Debugging is first-class too. When an error is caught with except or reaches the top level, the runtime captures it with its call frames; the trace keyword then assembles a self-describing packet by reflecting the functions involved — their signatures, effect rows, and docstrings — so a human and a model have everything needed to self-fix behind one word:

expect port = connect(raw):
use(port)
except ContractViolation as e:
t = trace(e) # or bare `trace()` for the most recent error
heal(t.markdown) # hand the repair packet to a model

A Trace exposes .kind, .message, .frames, .interfaces (reflected signatures), .report (human-readable), and .markdown (the LLM-ready repair packet: the error and location, the call chain, the reflected interfaces with their docstrings, any evidence values, and the repair task).

An uncaught error prints the same packet automatically — the stack trace a user sees is already the context an agent needs, closing the self-repair loop. This is the payoff of reflection: the doc reflector and the debugger share one mechanism, so an error report carries the exact interfaces and intent, not just a line number.

The three constructs form a self-repair loop:

  1. A function fails and raises a typed error.
  2. trace(e).markdown reflects the involved interfaces into a repair packet.
  3. A simulate def … -> Code[T] proposes a fix as staged, typed code.
  4. compile admits it (untrusted → validated, effects ⊆ T), and it runs only inside a granted sandbox.

Persistent adaptation stays the business of the governed paths — heal under its gauntlet, descriptor-space regeneration at simulate sites — so dynamic staging composes with them rather than bypassing them.

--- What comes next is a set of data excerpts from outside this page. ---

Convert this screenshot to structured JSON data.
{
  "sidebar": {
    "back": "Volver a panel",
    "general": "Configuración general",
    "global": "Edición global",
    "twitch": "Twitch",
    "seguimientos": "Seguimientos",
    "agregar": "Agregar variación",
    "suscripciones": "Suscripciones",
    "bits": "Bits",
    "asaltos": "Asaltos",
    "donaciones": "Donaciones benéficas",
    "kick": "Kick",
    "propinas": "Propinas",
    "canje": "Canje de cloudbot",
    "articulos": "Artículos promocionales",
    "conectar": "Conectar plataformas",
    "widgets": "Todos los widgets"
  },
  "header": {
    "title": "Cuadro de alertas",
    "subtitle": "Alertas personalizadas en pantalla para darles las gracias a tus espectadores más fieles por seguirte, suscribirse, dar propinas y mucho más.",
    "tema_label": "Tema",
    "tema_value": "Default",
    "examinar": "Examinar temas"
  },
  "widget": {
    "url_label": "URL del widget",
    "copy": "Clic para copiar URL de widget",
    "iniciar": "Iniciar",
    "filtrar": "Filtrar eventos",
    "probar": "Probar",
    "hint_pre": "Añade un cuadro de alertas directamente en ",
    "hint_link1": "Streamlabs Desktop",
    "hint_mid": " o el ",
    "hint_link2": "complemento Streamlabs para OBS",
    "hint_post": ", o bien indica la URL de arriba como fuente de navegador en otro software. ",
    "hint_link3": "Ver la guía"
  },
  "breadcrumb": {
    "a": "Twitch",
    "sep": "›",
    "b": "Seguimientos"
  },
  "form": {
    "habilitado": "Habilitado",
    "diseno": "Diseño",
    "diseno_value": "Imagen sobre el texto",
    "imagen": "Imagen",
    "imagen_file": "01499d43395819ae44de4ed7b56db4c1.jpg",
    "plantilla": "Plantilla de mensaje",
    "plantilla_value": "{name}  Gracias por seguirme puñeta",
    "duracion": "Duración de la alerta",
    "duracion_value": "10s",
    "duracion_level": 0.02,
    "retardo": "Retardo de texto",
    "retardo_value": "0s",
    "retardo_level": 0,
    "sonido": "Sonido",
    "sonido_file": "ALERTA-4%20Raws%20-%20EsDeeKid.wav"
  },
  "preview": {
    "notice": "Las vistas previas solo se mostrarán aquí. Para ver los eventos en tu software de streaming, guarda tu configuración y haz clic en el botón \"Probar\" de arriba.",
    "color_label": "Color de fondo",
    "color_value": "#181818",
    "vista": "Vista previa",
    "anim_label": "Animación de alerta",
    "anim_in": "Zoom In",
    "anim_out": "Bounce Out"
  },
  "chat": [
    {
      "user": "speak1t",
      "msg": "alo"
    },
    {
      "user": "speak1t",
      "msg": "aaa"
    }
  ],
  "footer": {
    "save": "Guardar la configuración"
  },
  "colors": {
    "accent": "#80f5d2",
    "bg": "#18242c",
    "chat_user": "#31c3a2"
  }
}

Reflection is !{} and staged execution journals like static code, so a project using them checks and replays like any other:

Terminal window
sema check <your-project>
SEMA_STRICT=1 sema run <your-project>
sema assure <your-project> --grade silver

assure treats a Code[T].run site as an FFI edge — a proved region can never contain one, and the guarantee ceiling is in the type, not in a run history.

  • Schema-in-prompt. Splice reflect(T) into any simulate def prompt so the model always sees the target shape and meaning — see Schemas & Typed Decode.
  • Explain your constraints. reflect a contract-bearing function to show a model the rules it must respect before it proposes a change.
  • Mid-flight self-heal. Obtain trace(e).markdown without an uncaught error and feed it to a repair simulate — the program fixes itself before aborting.